While architects believe solar energy to be an increasingly viable option, many face significant obstacles that hinder them from incorporating this renewable energy resource into building designs. Horvat said that while barriers exist, they are still finding architects are interested in making a difference by integrating solar strategies into their designs.

The goals of the three-year IEA-SHC project is to achieve high-quality architecture that uses active and passive solar strategies, and to improve the qualifications of architects in implementing them, including their interactions with engineers, manufacturers, and clients. International researchers are working to develop criteria for architectural integration of solar energy systems, identify methods and tools for solar design, and establish concepts, guidelines, and case studies.

Team Canada’s research included a survey of architects from 14 different countries that has yielded important insights into how to improve digital tools for solar design to make it easier for architects to integrate both passive and active solar energy strategies during the early design stage.
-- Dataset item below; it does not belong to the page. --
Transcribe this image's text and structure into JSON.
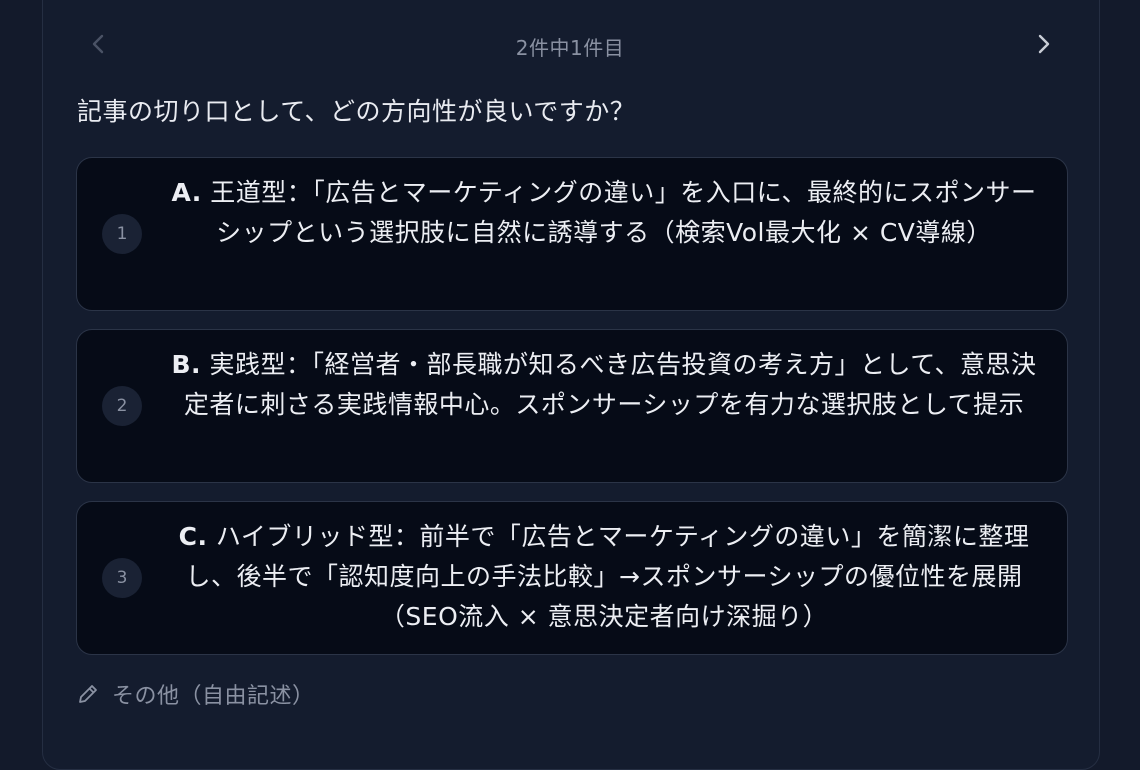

They also found that better training, for example, would help many architects improve their skills in working with solar and energy simulation tools and address the perception these tools are too complex, expensive, and time-consuming.

To date, the IEA-SHC Task 41 teams have completed a total of five reports and conference papers that identify existing barriers to implementing solar energy and the knowledge required for architects, engineers, manufacturers, and developers to integrate solar strategies into building design.

“It’s important to conduct research like this, because we know that up to 80 per cent of design decisions that can influence buildings’ energy performance are made at the early design stage,” Horvat said. “Now, the question is, do architects have the right tools to make those decisions?”

The team will continue to develop guidelines to overcome these barriers and facilitate the implementation of solar technologies and strategies in buildings from the early design stage.